O Ministério Público do Maranhão (MPMA), o Ministério Público de Contas (MPC), o Tribunal de Contas do Estado (TCE-MA) e a Federação dos Municípios do Estado do Maranhão (Famem) expediram uma Nota Técnica conjunta com recomendações preventivas sobre despesas públicas com festividades e eventos culturais, incluindo celebrações religiosas. O documento é direcionado a prefeitos, secretários, controladores internos, procuradores e demais gestores municipais.
A iniciativa leva em consideração a proximidade das festividades juninas e de outros eventos culturais tradicionais no estado.
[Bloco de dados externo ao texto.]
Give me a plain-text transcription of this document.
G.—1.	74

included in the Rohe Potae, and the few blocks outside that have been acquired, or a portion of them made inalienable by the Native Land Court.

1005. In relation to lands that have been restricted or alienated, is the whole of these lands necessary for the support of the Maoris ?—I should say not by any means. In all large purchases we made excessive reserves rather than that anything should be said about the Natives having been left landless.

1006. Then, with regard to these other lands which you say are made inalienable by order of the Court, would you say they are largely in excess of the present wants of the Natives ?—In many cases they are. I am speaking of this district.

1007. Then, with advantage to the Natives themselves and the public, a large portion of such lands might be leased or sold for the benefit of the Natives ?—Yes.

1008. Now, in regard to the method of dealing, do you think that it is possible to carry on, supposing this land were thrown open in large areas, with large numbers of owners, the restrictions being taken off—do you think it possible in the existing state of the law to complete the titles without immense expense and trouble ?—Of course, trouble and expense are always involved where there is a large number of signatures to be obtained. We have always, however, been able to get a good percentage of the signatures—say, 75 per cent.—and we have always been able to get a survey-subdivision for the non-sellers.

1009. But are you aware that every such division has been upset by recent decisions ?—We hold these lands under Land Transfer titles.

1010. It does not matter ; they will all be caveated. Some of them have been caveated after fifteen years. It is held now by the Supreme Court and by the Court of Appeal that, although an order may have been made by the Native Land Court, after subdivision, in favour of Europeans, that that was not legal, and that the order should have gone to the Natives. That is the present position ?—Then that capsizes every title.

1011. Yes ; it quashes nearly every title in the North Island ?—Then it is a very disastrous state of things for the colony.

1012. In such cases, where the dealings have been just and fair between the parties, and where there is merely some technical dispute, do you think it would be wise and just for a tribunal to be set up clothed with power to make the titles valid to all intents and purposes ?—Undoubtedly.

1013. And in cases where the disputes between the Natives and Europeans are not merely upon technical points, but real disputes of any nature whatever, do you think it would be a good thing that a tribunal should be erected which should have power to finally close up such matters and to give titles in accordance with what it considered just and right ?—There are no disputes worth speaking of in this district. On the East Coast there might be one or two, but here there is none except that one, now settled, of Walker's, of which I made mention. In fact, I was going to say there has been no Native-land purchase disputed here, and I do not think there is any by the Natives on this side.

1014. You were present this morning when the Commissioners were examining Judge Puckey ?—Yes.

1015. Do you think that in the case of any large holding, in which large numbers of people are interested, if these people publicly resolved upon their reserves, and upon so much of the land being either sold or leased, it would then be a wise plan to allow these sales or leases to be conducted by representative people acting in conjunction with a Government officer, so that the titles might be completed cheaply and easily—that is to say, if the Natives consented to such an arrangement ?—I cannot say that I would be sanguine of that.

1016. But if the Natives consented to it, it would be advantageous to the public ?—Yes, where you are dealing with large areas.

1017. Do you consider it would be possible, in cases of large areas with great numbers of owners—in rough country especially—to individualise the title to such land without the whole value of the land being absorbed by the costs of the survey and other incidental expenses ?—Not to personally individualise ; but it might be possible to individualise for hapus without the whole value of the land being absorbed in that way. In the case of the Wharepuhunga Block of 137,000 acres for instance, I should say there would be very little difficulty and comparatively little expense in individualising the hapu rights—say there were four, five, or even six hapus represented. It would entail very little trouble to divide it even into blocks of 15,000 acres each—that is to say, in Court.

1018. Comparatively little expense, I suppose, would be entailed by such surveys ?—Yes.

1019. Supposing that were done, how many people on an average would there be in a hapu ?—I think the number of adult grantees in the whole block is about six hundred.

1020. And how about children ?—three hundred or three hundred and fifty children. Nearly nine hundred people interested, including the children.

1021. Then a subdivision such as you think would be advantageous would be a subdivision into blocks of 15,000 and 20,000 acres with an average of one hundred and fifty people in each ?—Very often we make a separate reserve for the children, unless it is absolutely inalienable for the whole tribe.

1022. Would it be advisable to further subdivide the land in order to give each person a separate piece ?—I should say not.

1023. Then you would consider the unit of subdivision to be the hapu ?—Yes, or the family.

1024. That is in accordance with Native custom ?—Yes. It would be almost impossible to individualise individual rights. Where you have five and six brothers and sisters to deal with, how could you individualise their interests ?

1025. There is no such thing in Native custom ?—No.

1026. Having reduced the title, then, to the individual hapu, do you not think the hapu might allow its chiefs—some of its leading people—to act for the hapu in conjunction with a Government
Embora não tenha caráter proibitivo, o instrumento alerta para a obrigatoriedade de planejamento orçamentário, compatibilidade fiscal, transparência e estrita observância à Nova Lei de Licitações ($\text{Lei nº } 14.133/2021$).

(Foto: MPMA)
Diretrizes
A Nota Técnica reforça que a promoção de festas e shows deve seguir parâmetros rigorosos de moralidade, eficiência, razoabilidade, economicidade e responsabilidade fiscal.
- Planejamento: Toda despesa com festividades deve estar prevista na Lei Orçamentária Anual (LOA) do Município.
- Vedação de Recursos Vinculados: É terminantemente proibido o uso de verbas constitucionais carimbadas para áreas essenciais — como saúde, educação e assistência social — em eventos artísticos.
- Prioridade de Gestão: Cidades que enfrentam desequilíbrio fiscal, atraso no pagamento de salários, inadimplência previdenciária ou insuficiência financeira devem adotar cautela máxima, priorizando serviços como limpeza urbana, transporte escolar e a folha de pessoal.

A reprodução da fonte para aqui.